Les faits et rétroactes de l’affaire ressortent à suffisance de droit de l’arrêt du Conseil supérieur de la sécurité sociale du 26 mai 2014 dont le dispositif est conçu comme suit: Par ces motifs, le Conseil supérieur de la sécurité sociale, statuant contradictoirement sur le rapport oral de son président, déclare l’appel recevable, dit qu’il envisage de saisir la Cour constitutionnelle de la question suivante: « L’article 210 du code de la sécurité sociale, qui dispose que la personne qui a droit à une pension de vieillesse en application du code de la sécurité sociale luxembourgeois est privée de ce droit par la suspension de la pension durant la détention en exécution d’une peine privative de liberté de plus d’un mois, est-il conforme à l’article 10 bis, paragraphe 1, de la Constitution, étant donné qu’il prévoit cette privation d’un revenu à l’égard d’une personne ayant droit à une pension de vieillesse tandis que, depuis l’entrée en vigueur, le 1er janvier 2011, du nouvel article 127 du code de la sécurité sociale, aucune disposition légale ne prévoit une telle privation d’un revenu à l’égard de la personne ayant droit à une rente de l’assurance accident durant l’exécution d’une peine privative de liberté de plus d’un mois ? », rouvre les débats sur tous les aspects non tranchés du litige. 

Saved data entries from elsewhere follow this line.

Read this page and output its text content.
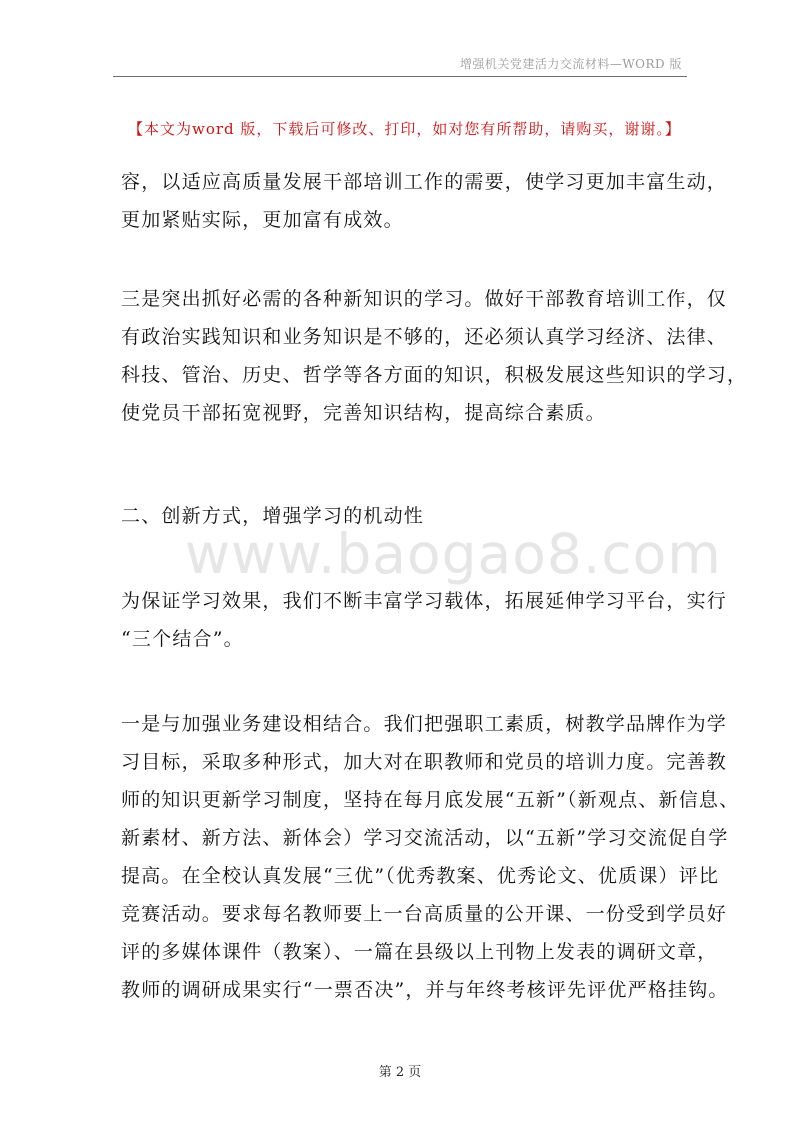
增强机关党建活力交流材料—WORD 版
【本文为word 版，下载后可修改、打印，如对您有所帮助，请购买，谢谢。】
www.baogao8.com
容，以适应高质量发展干部培训工作的需要，使学习更加丰富生动，
更加紧贴实际，更加富有成效。
三是突出抓好必需的各种新知识的学习。做好干部教育培训工作，仅
有政治实践知识和业务知识是不够的，还必须认真学习经济、法律、
科技、管治、历史、哲学等各方面的知识，积极发展这些知识的学习，
使党员干部拓宽视野，完善知识结构，提高综合素质。
二、创新方式，增强学习的机动性
为保证学习效果，我们不断丰富学习载体，拓展延伸学习平台，实行
“三个结合”。
一是与加强业务建设相结合。我们把强职工素质，树教学品牌作为学
习目标，采取多种形式，加大对在职教师和党员的培训力度。完善教
师的知识更新学习制度，坚持在每月底发展“五新”（新观点、新信息、
新素材、新方法、新体会）学习交流活动，以“五新”学习交流促自学
提高。在全校认真发展“三优”（优秀教案、优秀论文、优质课）评比
竞赛活动。要求每名教师要上一台高质量的公开课、一份受到学员好
评的多媒体课件（教案）、一篇在县级以上刊物上发表的调研文章，
教师的调研成果实行“一票否决”，并与年终考核评先评优严格挂钩。
第 2 页
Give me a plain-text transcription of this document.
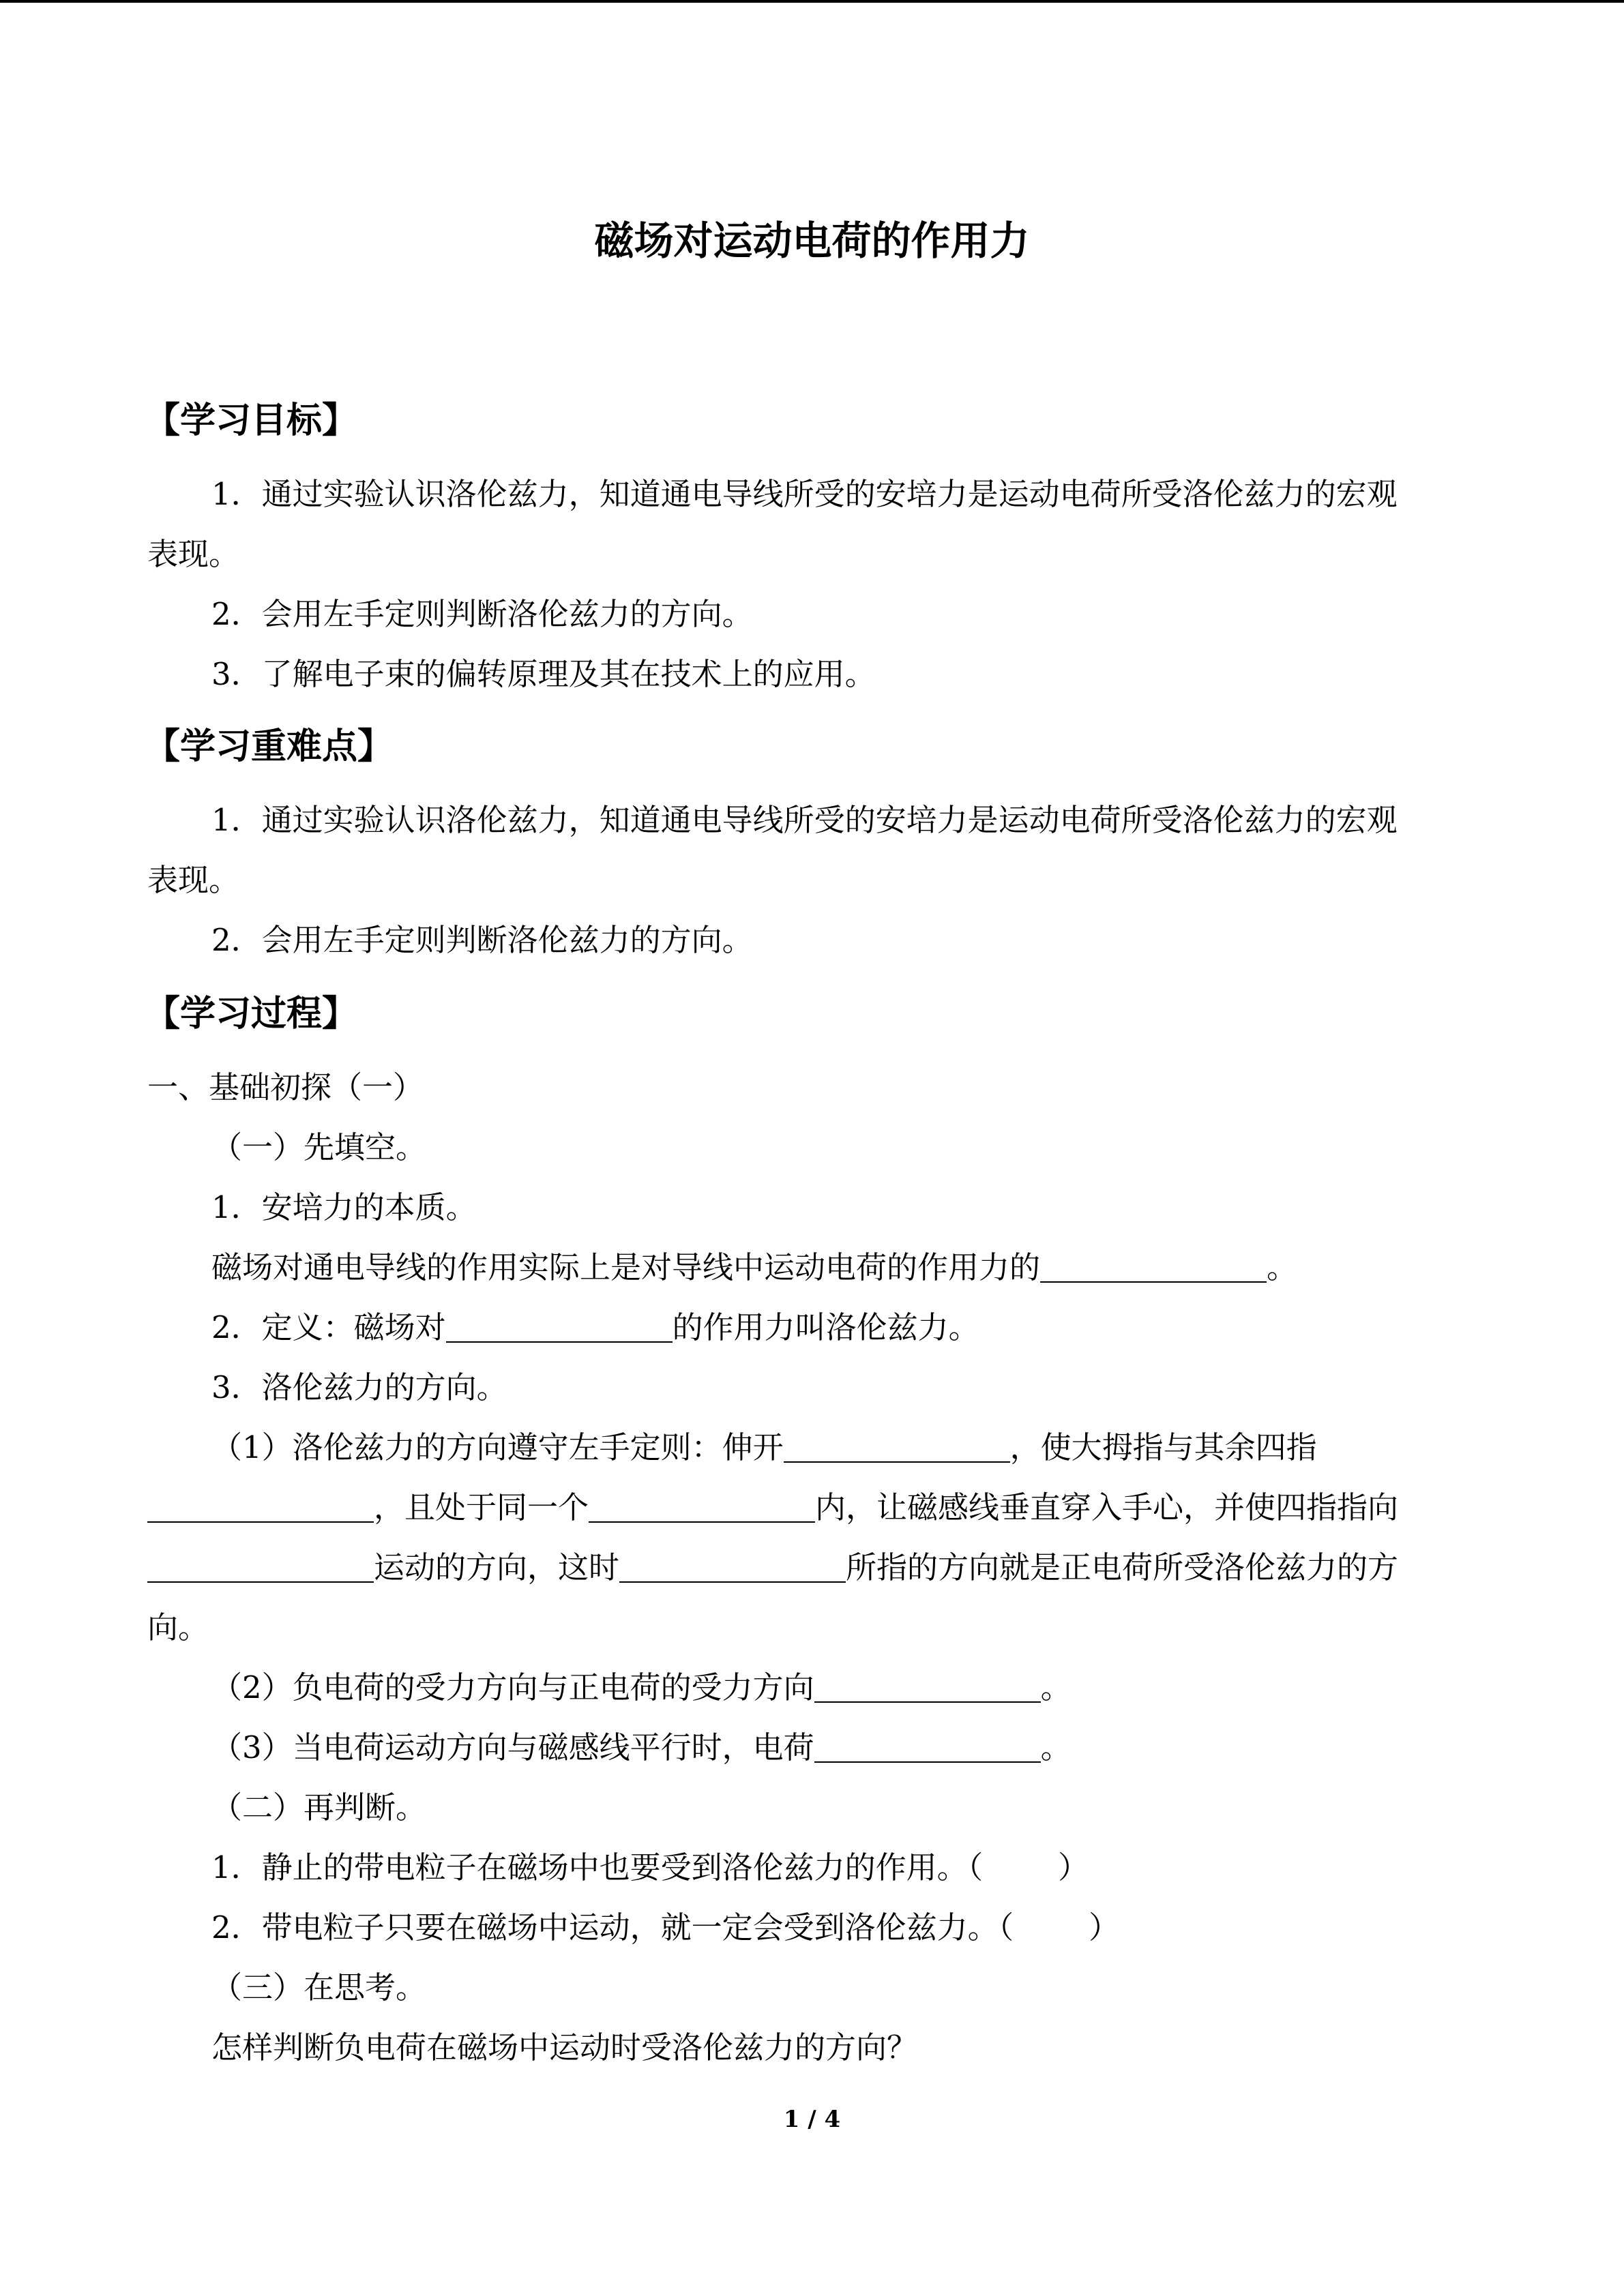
磁场对运动电荷的作用力
【学习目标】
1．通过实验认识洛伦兹力，知道通电导线所受的安培力是运动电荷所受洛伦兹力的宏观
表现。
2．会用左手定则判断洛伦兹力的方向。
3．了解电子束的偏转原理及其在技术上的应用。
【学习重难点】
1．通过实验认识洛伦兹力，知道通电导线所受的安培力是运动电荷所受洛伦兹力的宏观
表现。
2．会用左手定则判断洛伦兹力的方向。
【学习过程】
一、基础初探（一）
（一）先填空。
1．安培力的本质。
磁场对通电导线的作用实际上是对导线中运动电荷的作用力的	。
2．定义：磁场对	的作用力叫洛伦兹力。
3．洛伦兹力的方向。
（1）洛伦兹力的方向遵守左手定则：伸开	，使大拇指与其余四指
，且处于同一个	内，让磁感线垂直穿入手心，并使四指指向
运动的方向，这时	所指的方向就是正电荷所受洛伦兹力的方
向。
（2）负电荷的受力方向与正电荷的受力方向	。
（3）当电荷运动方向与磁感线平行时，电荷	。
（二）再判断。
1．静止的带电粒子在磁场中也要受到洛伦兹力的作用。（ ）
2．带电粒子只要在磁场中运动，就一定会受到洛伦兹力。（ ）
（三）在思考。
怎样判断负电荷在磁场中运动时受洛伦兹力的方向？
1 / 4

Les parties furent convoquées pour l’audience publique du 9 octobre 2014, à laquelle Monsieur le président fit le rapport oral. 

Maître Fernando Dias Sobral, pour l’appelant, conclut à voir saisir la Cour constitutionnelle. 

Monsieur Claude Rumé, pour l’intimée, conclut qu’il n’y a pas lieu de saisir la Cour constitutionnelle. 

Après prise en délibéré de l’affaire le Conseil supérieur rendit à l’audience publique de ce jour l’arrêt qui suit: 

1. La procédure suivie 

Par décision du 22 avril 2010, le comité directeur de la Caisse nationale d’assurance pension a confirmé le retrait de la pension de vieillesse qui avait été accordée à A à partir du 24 mai 2009. En application de l’article 210 du code de la sécurité sociale, la pension est suspendue durant la détention en exécution d’une peine privative de liberté de plus d’un mois, avec effet rétroactif à partir du 24 mai 2009. Le comité directeur se réserve le droit de récupérer les prestations payées pour la période du 24 mai au 31 décembre 2009, le cas échéant, par compensation après une éventuelle libération. 

Le 13 mai 2011, le Conseil arbitral de la sécurité sociale a demandé à la Cour constitutionnelle de se prononcer sur la conformité de l’article 210 du code de la sécurité sociale avec les articles 16, 17 et 12 de la Constitution. 

Par arrêt du 9 décembre 2011, la Cour constitutionnelle a dit que l’article 210 du code de la sécurité sociale n’est pas contraire aux articles 16, 17 et 12 de la Constitution. 

Par jugement du 24 mai 2013, le Conseil arbitral de la sécurité sociale a rejeté le recours formé contre la décision du 22 avril 2010. 

Le 12 juillet 2013, A a régulièrement formé appel contre ce jugement. 

La Caisse nationale d’assurance pension se réfère au jugement et conclut à sa confirmation. 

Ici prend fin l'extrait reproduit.